There are many ways in which a particular forex trading strategy can be improvised and optimized. It is possible to devise exciting and interesting strategies on the basis of factors that have only an indirect
relationship with the price action itself. The first being timing, in the context of trading forex online.
Apart from the ordinary timing problems involved that must be solved during the determination of entry/exit points, a trader can also benefit from applying particular strategies during particular times of the day. The
following gives a brief example of such an analysis, focusing on the New York market.
1. 8 am – 11 am
This is when the New York market wakes up. Although traders are by their desks about an hour before 8 am, the crescendo of tension and excitement reaches its highest intensity in this time frame due to the numerous
important pieces of data and news being released to the trader community. The main part of the releases take place at 8:30 am on a typical day, but the trickle of data keeps coming throughout the early hours of the morning.
2. 11 am – 1 pm
There are not that many important releases during this period, except that sometimes large options may expire at 11 am.
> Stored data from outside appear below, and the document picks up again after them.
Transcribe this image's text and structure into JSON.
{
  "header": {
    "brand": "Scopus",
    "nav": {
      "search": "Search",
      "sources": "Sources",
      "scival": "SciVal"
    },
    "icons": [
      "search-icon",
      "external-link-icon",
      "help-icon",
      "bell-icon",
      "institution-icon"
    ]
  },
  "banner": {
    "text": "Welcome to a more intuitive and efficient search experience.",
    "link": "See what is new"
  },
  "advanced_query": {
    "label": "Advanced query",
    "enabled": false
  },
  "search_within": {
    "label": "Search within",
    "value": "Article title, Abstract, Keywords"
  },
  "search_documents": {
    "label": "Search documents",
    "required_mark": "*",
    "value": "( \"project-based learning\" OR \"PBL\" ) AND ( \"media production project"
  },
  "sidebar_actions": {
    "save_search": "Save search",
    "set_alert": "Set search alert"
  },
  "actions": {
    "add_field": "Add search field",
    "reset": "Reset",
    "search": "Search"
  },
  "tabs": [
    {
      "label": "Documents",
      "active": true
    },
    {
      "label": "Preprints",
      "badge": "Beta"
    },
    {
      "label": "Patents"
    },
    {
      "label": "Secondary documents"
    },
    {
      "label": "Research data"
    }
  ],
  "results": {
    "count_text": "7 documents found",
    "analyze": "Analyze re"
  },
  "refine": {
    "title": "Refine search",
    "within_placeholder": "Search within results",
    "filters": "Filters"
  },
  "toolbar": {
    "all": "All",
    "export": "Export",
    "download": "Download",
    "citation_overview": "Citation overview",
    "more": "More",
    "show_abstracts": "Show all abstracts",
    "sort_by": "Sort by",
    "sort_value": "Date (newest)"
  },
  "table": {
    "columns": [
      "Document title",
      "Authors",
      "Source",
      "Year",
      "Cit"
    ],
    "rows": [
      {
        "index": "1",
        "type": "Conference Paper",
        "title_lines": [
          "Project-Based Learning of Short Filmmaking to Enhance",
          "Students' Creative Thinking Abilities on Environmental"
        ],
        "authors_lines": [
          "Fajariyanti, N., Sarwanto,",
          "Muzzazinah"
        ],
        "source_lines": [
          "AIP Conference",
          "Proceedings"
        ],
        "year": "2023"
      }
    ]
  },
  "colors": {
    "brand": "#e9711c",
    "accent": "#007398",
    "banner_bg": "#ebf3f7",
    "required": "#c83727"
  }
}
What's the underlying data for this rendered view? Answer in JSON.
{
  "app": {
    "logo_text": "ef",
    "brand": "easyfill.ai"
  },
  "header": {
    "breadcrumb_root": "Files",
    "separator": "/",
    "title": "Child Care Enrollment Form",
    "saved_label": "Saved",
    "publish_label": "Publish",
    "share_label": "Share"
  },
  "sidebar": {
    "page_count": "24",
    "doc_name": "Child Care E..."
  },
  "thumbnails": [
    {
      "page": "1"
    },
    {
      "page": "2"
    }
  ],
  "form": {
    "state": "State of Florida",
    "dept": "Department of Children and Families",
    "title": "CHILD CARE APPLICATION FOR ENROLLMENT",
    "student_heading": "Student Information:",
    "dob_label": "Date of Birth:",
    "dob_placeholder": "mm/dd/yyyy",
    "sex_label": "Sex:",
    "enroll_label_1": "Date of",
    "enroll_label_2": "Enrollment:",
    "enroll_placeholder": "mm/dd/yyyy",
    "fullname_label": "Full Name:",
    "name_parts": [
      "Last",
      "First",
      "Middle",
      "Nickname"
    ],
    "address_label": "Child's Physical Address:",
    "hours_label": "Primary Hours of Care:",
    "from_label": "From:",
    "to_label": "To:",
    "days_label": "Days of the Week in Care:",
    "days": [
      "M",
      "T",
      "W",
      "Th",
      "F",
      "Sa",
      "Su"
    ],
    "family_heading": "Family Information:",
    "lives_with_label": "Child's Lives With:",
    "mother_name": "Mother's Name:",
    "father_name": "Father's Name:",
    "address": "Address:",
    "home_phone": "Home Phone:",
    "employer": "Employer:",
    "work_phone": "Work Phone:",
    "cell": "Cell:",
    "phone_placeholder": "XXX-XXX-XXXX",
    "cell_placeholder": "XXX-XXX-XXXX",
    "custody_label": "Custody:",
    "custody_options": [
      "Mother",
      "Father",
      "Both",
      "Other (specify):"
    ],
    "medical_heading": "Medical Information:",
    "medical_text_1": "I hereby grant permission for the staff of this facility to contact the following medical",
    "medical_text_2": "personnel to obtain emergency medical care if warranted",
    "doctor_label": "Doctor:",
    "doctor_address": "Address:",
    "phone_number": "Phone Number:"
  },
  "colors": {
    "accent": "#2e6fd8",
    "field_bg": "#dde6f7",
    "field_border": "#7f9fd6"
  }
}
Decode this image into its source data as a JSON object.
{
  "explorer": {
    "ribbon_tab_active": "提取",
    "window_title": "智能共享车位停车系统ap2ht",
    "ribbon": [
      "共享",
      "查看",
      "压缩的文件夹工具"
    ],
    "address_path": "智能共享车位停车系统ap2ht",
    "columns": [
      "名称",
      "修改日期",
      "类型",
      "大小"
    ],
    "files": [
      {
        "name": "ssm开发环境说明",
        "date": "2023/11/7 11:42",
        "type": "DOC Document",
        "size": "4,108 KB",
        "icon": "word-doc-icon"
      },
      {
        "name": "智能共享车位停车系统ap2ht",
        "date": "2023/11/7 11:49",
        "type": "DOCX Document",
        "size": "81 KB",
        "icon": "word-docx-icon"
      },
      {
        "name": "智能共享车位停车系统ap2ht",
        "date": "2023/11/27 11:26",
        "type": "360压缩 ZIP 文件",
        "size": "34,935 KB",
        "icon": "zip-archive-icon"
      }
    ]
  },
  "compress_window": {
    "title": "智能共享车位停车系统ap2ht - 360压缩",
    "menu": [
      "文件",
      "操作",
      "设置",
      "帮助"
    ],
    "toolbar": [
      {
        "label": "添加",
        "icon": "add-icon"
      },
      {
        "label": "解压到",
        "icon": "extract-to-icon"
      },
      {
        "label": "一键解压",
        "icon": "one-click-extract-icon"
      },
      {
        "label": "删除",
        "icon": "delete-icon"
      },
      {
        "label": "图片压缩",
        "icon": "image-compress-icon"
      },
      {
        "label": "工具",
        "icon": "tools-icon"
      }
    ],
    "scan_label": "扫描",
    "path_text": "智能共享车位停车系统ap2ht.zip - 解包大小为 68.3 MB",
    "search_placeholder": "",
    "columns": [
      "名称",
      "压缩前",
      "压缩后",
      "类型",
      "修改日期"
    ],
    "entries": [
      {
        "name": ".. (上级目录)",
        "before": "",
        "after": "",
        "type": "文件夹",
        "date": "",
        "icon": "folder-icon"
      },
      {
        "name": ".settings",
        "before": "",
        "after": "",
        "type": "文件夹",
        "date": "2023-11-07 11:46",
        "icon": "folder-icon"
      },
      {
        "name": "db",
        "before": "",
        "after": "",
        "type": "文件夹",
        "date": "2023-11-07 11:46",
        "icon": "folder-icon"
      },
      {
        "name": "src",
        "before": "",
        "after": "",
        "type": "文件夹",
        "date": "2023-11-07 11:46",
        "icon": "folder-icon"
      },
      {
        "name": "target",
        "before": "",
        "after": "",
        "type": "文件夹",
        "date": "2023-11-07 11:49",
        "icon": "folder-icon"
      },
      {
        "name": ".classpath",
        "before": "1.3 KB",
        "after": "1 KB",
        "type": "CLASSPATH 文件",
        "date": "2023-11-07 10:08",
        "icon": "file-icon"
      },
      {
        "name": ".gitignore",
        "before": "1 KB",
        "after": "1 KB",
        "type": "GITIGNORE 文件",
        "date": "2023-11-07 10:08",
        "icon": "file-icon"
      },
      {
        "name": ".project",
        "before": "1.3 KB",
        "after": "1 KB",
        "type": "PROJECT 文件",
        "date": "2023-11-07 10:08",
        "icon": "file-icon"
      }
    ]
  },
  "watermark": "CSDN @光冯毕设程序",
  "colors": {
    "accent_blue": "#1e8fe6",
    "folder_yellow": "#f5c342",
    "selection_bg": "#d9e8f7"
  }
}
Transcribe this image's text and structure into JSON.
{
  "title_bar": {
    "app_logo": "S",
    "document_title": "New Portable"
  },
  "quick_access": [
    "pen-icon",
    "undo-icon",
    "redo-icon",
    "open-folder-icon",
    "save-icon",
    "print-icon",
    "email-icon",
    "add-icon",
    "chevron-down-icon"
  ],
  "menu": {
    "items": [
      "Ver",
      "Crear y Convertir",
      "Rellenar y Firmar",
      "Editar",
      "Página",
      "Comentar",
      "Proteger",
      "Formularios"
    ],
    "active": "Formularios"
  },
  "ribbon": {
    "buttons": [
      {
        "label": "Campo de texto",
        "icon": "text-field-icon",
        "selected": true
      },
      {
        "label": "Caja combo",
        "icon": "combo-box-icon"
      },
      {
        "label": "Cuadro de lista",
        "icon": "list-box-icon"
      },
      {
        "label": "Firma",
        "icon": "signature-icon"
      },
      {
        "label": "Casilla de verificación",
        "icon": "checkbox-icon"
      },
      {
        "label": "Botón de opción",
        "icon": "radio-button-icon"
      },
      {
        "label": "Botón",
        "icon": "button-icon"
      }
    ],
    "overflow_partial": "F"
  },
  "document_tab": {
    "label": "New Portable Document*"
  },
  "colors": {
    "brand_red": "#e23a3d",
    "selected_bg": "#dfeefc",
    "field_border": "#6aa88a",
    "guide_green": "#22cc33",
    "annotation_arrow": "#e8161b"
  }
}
This is the digestion period for traders; not only news and data are digested and reflected
on the price values, but traders also have lunch, and trading often becomes subdued at around noon. Of course, any kind of unexpected development can still disrupt the pattern, but it is very common during these hours to see the market undergo corrections to the trading day’s early moves.
3. 1 pm – 4 pm
This period may either be a continuation of the mornings established patterns, or may develop into a reaction depending on the markets’ mood. This is perhaps the most difficult to predict time frame in the typical
American trader’s experience, but a continuation of the established trend appears to be the most frequently encountered scenario.
4. 4 pm – 7 pm
During this time frame, banks in the U.S. will be closing beginning from the East coast, towards the East until California also lowers shutters, and trading eventually moves to Asia. Very often trading volumes move
rapidly lower, and volatility is reduced considerably as well, yielding many opportunities for strategies that prefer such conditions.
A forex trading strategy can be optimized with respect to leverage, take-profit/stop loss points, and also the technical aspect in the context of the time period during which a trader is active in the market. It should be
kept in mind, however, that these guidelines are by no means like laws. They are generalizations only, the market can contradict forcefully in response to new money or news shocks at any moment.